Wednesday, June 25, 2008


Popular music is a limited form. This isn't surprising given its origins in the blues and the hillbilly music of Appalachia. Those origins are a narrow seam of the purest gold, but I increasingly feel that they have been virtually mined out.

Maybe it's just a consequence of getting older, but these days I feel that I've heard it all before. The same old chairs are being shuffled around the room. To be honest nothing over the last six years or so has really grabbed me. By 'grab' I mean the 'oh fuck' moment when you hear something for the first time and realise you've found what you were looking for without knowing that you were looking for it.

Loveless by My Bloody Valentine was released back in 1991, and remains the one album that I never ever get tired of. The word 'genius' is much too casually bandied about, but Kevin Shields emphatically has it.

Nothing since 1991, but so what? If you achieve perfection why sully it with anything less than perfect?

I can't really describe Loveless. It's elusive, melodies buried, vocals lost in the swirl, lyrics enigmatic.

Greil Marcus said that rock music is about 'power, beauty, and excitement'. Here it is in all its glory, its romance, and its despair.

Turn off the lights and turn up the volume. This was drifting from bedroom windows in 1991 for good reason.


MJ said...

5:30 am Pacific Time.

Ta very much for the wake up call.

garfer said...

Invigorating aint it.

Who needs a cold shower.

pissoff said...

I need a cold shower (among other things). Actually, I need a pair of boxing gloves and a face to punch. Any takers?

Herge Smith said...

They're great.

But the thing is Garfer, there is still loads of great and exciting bands out there, we're just not looking for them that's all. Whenever I think I'm just getting old and think I've heard it all before something comes along and gives me hope.

There's nothing like great live music to keep you feeling young and alive.

Herge Smith said...

He actually did some tunes for Lost in Translation, which, although a questionable film had beautiful music, Kevin Shields, My Bloody Valentine and The Jesus and Mary Chain.

Aren't Jesus and Mary Chain your fav's Garfer, they're your grumpy kinsfolk ain't they?

garfer said...

What you need is a Buddha April. You can sit in the lotus position before it each morning and contemplate the mysteries of existence.

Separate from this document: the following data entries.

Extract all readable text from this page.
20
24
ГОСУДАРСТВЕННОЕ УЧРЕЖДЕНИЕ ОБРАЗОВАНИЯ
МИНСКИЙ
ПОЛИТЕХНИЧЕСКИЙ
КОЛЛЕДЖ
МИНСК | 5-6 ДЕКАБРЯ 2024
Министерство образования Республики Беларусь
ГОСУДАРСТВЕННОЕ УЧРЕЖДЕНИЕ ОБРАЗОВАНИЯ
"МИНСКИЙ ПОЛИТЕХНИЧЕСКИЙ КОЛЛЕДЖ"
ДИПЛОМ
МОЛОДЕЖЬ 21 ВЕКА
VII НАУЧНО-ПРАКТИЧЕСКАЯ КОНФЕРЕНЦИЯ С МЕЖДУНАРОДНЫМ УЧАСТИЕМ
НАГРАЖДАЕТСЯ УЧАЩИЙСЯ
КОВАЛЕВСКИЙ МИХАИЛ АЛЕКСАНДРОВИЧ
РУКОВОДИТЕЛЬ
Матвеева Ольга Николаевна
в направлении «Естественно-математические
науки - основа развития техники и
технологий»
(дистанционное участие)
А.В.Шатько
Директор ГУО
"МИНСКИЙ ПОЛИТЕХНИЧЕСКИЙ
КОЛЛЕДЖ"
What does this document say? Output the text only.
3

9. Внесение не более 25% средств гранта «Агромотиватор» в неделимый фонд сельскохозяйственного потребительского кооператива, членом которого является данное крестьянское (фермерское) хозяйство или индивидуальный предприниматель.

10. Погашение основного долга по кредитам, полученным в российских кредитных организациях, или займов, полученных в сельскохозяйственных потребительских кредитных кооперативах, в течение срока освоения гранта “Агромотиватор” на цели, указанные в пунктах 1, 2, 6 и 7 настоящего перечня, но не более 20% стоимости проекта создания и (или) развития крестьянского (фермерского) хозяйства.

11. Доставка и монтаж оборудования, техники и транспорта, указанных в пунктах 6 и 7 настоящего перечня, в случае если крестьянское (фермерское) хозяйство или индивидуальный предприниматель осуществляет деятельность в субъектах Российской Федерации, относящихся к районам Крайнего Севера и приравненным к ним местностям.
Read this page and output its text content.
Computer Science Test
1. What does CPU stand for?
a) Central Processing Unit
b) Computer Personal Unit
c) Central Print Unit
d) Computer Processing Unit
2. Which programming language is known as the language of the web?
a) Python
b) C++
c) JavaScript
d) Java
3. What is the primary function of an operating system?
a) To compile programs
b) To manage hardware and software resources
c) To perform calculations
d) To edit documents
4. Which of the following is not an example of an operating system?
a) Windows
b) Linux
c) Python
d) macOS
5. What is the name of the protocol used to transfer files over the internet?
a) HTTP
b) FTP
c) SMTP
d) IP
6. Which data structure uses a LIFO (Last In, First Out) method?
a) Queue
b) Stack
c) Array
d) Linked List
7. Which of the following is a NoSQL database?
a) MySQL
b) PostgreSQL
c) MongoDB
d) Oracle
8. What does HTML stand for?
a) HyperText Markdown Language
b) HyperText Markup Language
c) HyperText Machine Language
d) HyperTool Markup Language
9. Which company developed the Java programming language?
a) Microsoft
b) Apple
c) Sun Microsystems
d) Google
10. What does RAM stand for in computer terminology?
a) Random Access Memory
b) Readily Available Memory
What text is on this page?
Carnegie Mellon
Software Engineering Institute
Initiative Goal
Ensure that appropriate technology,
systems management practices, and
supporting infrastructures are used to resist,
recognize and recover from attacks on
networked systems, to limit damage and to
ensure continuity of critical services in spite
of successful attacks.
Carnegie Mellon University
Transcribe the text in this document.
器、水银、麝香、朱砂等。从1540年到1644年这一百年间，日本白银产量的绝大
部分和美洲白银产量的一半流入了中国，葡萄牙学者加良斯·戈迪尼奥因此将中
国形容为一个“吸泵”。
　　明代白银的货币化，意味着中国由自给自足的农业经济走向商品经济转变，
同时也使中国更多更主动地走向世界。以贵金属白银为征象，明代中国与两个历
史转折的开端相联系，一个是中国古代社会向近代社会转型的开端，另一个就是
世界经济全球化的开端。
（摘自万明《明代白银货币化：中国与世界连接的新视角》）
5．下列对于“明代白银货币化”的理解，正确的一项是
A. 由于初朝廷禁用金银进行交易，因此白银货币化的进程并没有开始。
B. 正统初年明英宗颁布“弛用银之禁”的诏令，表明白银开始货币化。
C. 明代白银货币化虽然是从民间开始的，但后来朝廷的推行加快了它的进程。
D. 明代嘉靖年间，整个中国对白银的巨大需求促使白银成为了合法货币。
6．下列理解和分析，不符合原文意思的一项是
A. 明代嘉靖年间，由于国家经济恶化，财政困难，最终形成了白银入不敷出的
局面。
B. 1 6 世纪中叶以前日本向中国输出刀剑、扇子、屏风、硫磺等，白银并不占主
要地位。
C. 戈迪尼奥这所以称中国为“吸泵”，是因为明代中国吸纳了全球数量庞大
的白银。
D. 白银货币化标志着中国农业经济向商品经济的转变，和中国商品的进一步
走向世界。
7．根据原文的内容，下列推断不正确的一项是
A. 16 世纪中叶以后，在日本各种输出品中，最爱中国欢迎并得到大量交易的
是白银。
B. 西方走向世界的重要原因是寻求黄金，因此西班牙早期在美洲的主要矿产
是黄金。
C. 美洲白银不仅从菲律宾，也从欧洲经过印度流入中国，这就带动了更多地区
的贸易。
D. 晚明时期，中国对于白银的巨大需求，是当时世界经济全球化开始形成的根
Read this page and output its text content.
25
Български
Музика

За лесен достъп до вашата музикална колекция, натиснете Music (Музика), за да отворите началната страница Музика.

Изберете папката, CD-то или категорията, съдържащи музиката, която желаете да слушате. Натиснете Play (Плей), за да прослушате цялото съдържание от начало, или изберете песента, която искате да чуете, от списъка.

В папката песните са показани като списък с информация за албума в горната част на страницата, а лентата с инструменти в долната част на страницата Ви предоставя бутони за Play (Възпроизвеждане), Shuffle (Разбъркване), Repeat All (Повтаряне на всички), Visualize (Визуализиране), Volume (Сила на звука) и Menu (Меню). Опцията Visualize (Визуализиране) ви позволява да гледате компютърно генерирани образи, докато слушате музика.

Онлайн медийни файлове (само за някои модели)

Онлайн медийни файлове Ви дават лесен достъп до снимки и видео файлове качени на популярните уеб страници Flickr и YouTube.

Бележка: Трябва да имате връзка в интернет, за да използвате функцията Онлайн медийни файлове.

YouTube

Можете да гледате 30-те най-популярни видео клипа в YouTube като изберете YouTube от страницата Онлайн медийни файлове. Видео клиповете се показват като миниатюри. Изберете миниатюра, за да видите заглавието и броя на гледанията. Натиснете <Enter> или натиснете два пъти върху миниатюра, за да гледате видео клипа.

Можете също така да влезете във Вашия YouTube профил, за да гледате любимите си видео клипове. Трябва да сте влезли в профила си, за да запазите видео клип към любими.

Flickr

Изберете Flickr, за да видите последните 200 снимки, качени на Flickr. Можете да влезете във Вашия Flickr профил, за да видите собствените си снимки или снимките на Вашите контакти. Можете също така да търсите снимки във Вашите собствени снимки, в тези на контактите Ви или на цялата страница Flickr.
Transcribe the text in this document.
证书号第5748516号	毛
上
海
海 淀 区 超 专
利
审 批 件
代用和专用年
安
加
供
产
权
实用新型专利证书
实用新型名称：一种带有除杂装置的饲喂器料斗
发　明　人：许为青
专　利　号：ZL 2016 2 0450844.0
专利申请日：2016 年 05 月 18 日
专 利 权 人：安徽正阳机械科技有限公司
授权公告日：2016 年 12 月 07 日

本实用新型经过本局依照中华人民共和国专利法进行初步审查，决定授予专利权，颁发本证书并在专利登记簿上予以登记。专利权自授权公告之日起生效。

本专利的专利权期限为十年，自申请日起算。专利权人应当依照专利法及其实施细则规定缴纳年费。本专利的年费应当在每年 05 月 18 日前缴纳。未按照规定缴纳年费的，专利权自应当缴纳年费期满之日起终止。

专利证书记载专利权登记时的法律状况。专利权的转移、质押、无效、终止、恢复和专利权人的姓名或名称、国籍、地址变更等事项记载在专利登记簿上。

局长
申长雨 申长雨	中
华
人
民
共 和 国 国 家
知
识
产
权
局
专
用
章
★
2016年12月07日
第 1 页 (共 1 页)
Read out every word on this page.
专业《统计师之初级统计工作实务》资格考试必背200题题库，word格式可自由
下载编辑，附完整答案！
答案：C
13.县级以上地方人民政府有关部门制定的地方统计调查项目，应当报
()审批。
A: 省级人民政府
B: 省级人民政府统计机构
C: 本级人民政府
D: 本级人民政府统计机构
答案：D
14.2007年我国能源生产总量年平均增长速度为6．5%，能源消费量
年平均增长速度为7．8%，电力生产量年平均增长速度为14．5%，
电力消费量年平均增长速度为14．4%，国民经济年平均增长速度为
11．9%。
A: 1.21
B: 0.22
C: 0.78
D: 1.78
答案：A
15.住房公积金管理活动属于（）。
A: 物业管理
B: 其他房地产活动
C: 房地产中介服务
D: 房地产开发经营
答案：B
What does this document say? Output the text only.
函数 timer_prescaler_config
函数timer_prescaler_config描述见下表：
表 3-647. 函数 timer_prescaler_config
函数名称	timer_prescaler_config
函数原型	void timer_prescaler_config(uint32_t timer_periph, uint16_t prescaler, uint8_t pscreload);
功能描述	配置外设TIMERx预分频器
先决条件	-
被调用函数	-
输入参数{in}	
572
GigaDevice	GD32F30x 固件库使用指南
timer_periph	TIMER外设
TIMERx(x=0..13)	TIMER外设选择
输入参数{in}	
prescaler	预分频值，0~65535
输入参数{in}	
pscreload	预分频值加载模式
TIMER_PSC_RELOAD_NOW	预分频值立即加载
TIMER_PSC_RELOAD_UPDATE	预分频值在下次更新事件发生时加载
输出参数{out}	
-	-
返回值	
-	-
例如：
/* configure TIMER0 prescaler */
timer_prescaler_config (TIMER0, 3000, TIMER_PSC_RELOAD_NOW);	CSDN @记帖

Failing that you can just punch the crap out of the Buddha.

I'm sure you're right Herge. The best way to appreciate music is live in small venues.

I'm sure summat will crop up. After all, I'm sure Revolver must have sounded like something from another planet when it was released.

garfer said...

The JAMC were excellent, but had an unfortunate tendency to disappear up their own fundament.

Herge Smith said...

They were great, all feedback and attitude.

That's what you want in a band, feedback and attitude. Mind you, I could do without the 30 minutes of feedback - earplugs Garfer, don't forget to use the earplugs.

KAZ said...

I 'heard it all' before you.

Pete Townsend was saying on the radio recently that he felt sorry for the younger bands because it was so difficult to think of something new.
He implied that they'd done it all.

garfer said...

The JAMC were influential. They also had Bobby Gillespie (now Primal Scream) on drums.

Townshend should have used some earplugs Kaz.